The latest rally in oil prices ran up against a wall yet again, and the same fears about oversupply have not receded in the slightest. The expectation from most oil analysts is that there is very little room on the upside for oil prices and that we will have to wait until 2018 at the earliest before the market gets closer to “balance.”
But the one major wildcard for oil prices is geopolitics, which, however unlikely given the degree of supply overhang that still exists, could send prices up. But how high? The latest blockade of Qatar, which has mushroomed into a regional political crisis in the Middle East, would have caused a severe spike in oil prices in the past, even though Qatar is a relatively minor producer.

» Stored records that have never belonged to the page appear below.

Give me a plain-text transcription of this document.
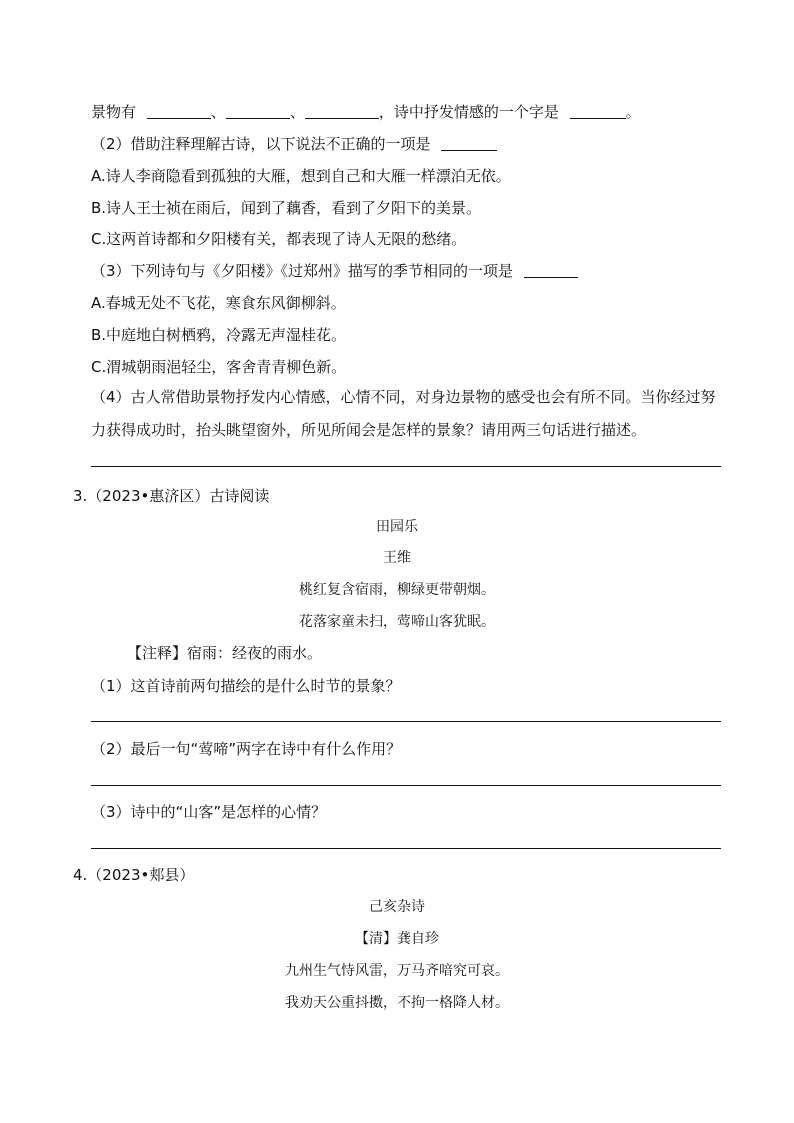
景物有	、	、	，诗中抒发情感的一个字是	。
（2）借助注释理解古诗，以下说法不正确的一项是
A.诗人李商隐看到孤独的大雁，想到自己和大雁一样漂泊无依。
B.诗人王士祯在雨后，闻到了藕香，看到了夕阳下的美景。
C.这两首诗都和夕阳楼有关，都表现了诗人无限的愁绪。
（3）下列诗句与《夕阳楼》《过郑州》描写的季节相同的一项是
A.春城无处不飞花，寒食东风御柳斜。
B.中庭地白树栖鸦，冷露无声湿桂花。
C.渭城朝雨浥轻尘，客舍青青柳色新。
（4）古人常借助景物抒发内心情感，心情不同，对身边景物的感受也会有所不同。当你经过努力获得成功时，抬头眺望窗外，所见所闻会是怎样的景象？请用两三句话进行描述。
3.（2023•惠济区）古诗阅读
田园乐
王维
桃红复含宿雨，柳绿更带朝烟。
花落家童未扫，莺啼山客犹眠。
【注释】宿雨：经夜的雨水。
（1）这首诗前两句描绘的是什么时节的景象？
（2）最后一句“莺啼”两字在诗中有什么作用？
（3）诗中的“山客”是怎样的心情？
4.（2023•郏县）
己亥杂诗
【清】龚自珍
九州生气恃风雷，万马齐喑究可哀。
我劝天公重抖擞，不拘一格降人材。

However, the simmering standoff not only failed to register, but occurred at a time of falling oil prices.
If a crisis involving heavyweight oil producers was shrugged off by the market, it is hard to imagine some other event causing a sharp price spike, even if more barrels were on the line.
But that is exactly what some analysts are afraid of, warning that the markets are overlooking some potentially massive geopolitical problems looming just over the horizon.
"Venezuela's 2 million barrels of oil a day could literally go any day. Mexico looks poor. Azerbaijan's in trouble. China's own production is collapsing rapidly," Neil Dwane, the chief investment officer of European equity at Allianz Global Investors, told CNBC last week.
"One only has to have one mistake and the only thing you'll be talking about all morning is oil at $120."